Time and a hard playing style are no player’s friend. And a combination of the two have contributed to the retirement of a long-time Calgary Flames player, Curtis Glencross.
Curtis Glencross confirms he is retiring.
— Eric Francis (@EricFrancis) October 20, 2015
Curtis Glencross was never supposed to be a professional hockey player, at least based upon his background and status as a late-bloomer.
He had a strong stint with the AJHL’s Brooks bandits but was never really considered an NHL Draft candidate, so he went the way many players go when their NHL dreams are fading – to college. He suited up for a couple of seasons with the University of Alaska – Anchorage, where his rugged game drew the attention of several pro teams. He ended up leaving school and signing with the Anaheim Ducks organization.
Glencross’ first few seasons in minor-pro weren’t anything to write home about, but he eventually worked himself into a spot as one of the Ducks’ “tweener” bodies. He was traded during the 2006-07 season to Columbus, and from then-on he basically left the AHL behind. In 2007-08 he was traded in-season – again – this time much closer to home as he went to the Edmonton Oilers. He was a half-a-point per game player in Edmonton over half a season, but the Oilers opted not to keep him and he went to free agency and ended up a couple hours down the road in Calgary. (Flames fans frequently brought this up during subsequent Battles of Alberta, particularly in games where Glencross performed strongly against his old team.)

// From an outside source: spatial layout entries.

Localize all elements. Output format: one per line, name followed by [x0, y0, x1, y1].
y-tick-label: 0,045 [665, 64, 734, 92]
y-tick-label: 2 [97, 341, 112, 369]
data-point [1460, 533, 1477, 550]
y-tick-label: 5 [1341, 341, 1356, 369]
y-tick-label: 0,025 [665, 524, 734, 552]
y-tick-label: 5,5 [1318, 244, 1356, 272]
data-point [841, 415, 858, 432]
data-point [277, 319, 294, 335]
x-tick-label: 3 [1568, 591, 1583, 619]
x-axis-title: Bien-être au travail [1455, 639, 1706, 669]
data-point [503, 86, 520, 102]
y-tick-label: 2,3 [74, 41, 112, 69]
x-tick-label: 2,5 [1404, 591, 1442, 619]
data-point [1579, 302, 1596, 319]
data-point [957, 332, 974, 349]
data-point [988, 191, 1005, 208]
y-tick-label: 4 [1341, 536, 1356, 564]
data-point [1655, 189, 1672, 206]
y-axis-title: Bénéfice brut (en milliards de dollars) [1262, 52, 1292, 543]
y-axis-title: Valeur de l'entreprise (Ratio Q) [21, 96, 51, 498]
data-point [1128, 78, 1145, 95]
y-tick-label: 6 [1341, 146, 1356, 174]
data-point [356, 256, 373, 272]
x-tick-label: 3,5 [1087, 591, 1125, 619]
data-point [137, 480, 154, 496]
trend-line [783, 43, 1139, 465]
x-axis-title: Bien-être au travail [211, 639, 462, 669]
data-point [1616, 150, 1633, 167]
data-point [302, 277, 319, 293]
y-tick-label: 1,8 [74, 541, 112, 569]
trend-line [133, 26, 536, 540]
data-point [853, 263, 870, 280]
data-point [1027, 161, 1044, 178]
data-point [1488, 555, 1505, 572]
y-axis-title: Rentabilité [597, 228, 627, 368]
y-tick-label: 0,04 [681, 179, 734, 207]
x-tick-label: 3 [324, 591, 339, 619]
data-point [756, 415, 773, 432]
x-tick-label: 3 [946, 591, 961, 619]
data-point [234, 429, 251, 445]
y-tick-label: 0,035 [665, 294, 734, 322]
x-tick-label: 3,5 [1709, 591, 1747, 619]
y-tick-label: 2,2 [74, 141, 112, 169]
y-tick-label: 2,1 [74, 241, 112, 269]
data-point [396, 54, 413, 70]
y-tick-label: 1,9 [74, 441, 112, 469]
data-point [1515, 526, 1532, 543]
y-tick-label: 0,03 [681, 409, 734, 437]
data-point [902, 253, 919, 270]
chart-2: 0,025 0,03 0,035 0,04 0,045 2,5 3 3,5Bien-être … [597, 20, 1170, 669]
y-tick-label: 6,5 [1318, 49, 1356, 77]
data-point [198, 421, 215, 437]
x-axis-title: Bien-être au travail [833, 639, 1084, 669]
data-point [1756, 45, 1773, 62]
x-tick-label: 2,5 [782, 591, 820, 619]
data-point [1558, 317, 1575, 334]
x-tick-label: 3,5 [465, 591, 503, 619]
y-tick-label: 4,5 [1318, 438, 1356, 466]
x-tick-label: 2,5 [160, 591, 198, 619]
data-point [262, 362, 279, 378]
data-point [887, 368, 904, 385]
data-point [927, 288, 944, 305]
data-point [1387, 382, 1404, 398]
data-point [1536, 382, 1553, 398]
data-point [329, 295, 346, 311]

Glencross ended up being defined by his time in Calgary, and his time in Calgary helped define the franchise – for better and slightly for worse – as he served for several seasons as an alternate captain. He played six and a half seasons in Calgary, accumulating 418 regular season games and 242 points, but played just six post-season contests during his tenure. He was known for his hard-nosed, physical style of play. It’s what made him really effective during the first few years of his tenure and allowed him to excel at puck retrieval and gaining goals during goal-mouth scrums. He was willing to go to the hard areas of the ice, and it cost him. And eventually it caught up to him through injuries. He gradually lost his foot-speed as he entered into his 30s, and in-turn he lost his willingness to go into the tough areas of the ice – it’s tough to do that when your body has been ground down over the years by playing that style. (A similar thing happened to Robyn Regehr, though a lot of that was due to knee injuries taking away his mobility.)
Glencross was traded to Washington at the trade deadline last season for a second round pick and a third round pick in last summer’s NHL Draft. The picks he was used to acquire were used, in-part, to (a) trade for Dougie Hamilton and (b) trade-up to pick Oliver Kylington. He was unable to find full-time NHL employment this summer, and spent time briefly with Toronto and Colorado on professional try-outs in September and October.
Best of luck to Curtis Glencross in retirement.